The game is at its best, in the exciting sections at least, when you manage to barely avoid getting shot and make some narrow escape through very fast judgement and observation on the fly. It's funny for me of all people to be making flow theory-esque difficulty arguments, but the combat just didn't click for some reason. Still feels like a chore when you have no alternative but to use it and if you don't know the route in advance that trial and error-y aspect gets annoying. There's a marriage of level design and combat that seems to be missing a lot of the time for me (I spent so long trying to find a cool way down that staircase at the end of Convoy. But none of them really work once you get to the bottom. You really want to shoot the heavy gunners and you might as well progressively take out everyone on the way down if you're going to do that. I wanted an option to do Gambit esque derring do).
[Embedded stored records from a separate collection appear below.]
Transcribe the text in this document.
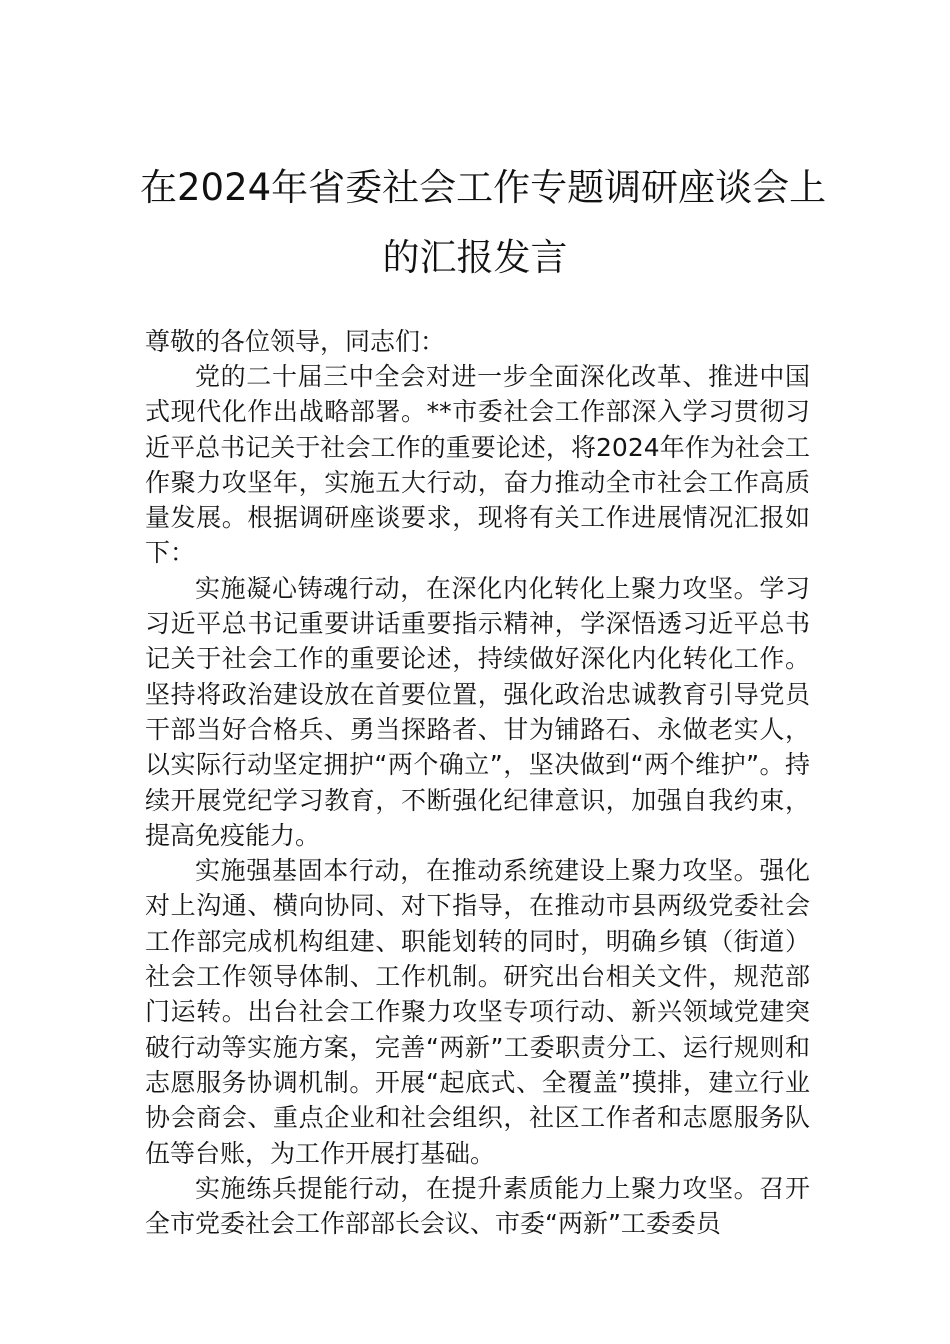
在2024年省委社会工作专题调研座谈会上
的汇报发言
尊敬的各位领导，同志们：

党的二十届三中全会对进一步全面深化改革、推进中国式现代化作出战略部署。**市委社会工作部深入学习贯彻习近平总书记关于社会工作的重要论述，将2024年作为社会工作聚力攻坚年，实施五大行动，奋力推动全市社会工作高质量发展。根据调研座谈要求，现将有关工作进展情况汇报如下：

实施凝心铸魂行动，在深化内化转化上聚力攻坚。学习习近平总书记重要讲话重要指示精神，学深悟透习近平总书记关于社会工作的重要论述，持续做好深化内化转化工作。坚持将政治建设放在首要位置，强化政治忠诚教育引导党员干部当好合格兵、勇当探路者、甘为铺路石、永做老实人，以实际行动坚定拥护“两个确立”，坚决做到“两个维护”。持续开展党纪学习教育，不断强化纪律意识，加强自我约束，提高免疫能力。

实施强基固本行动，在推动系统建设上聚力攻坚。强化对上沟通、横向协同、对下指导，在推动市县两级党委社会工作部完成机构组建、职能划转的同时，明确乡镇（街道）社会工作领导体制、工作机制。研究出台相关文件，规范部门运转。出台社会工作聚力攻坚专项行动、新兴领域党建突破行动等实施方案，完善“两新”工委职责分工、运行规则和志愿服务协调机制。开展“起底式、全覆盖”摸排，建立行业协会商会、重点企业和社会组织，社区工作者和志愿服务队伍等台账，为工作开展打基础。

实施练兵提能行动，在提升素质能力上聚力攻坚。召开全市党委社会工作部部长会议、市委“两新”工委委员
There's an element of playing the game you think you've got rather than the one in front of you in all this and I know I'm describing something of a holy grail of level design where everything clicks that really well worn gameplay genres can rarely achieve, never mind something as novel as this. But that's life I guess. I've kind of warmed to the puzzling/trick bits even though I thought they were irritating to start with. They could even spread out the action more next time and have more large adventuring sections, figuring out how to get from A to B (ie more of how most of the level groups start). The combat stuff; eh not sure what I'd tell them that's not totally subjective, but gimmee a shoulder/elbow bump or flying knee. Let me shove enemies into one another to put them off. I'm pretty sure I'd at least have a lot more fun with it that way.
I'm pretty sure there were some extra moves in there, I managed to drop down from above on some enemy and knock him out that way, all with a custom animation and all, and there's some impossible to create move where you grab one enemy and kick some other.
for me it was all in the disarms though.
gunplay felt very attached on though, like it wasn't part of the game at first.
june gloom on 14/3/2010 at 09:03
You know, almost 2 years later, can Fragony finally fix the goddamn title? Especially since the article he linked in the original post has the proper naming, so it's not like he can blame it on a journalist getting it wrong? It's been driving me nuts for ages.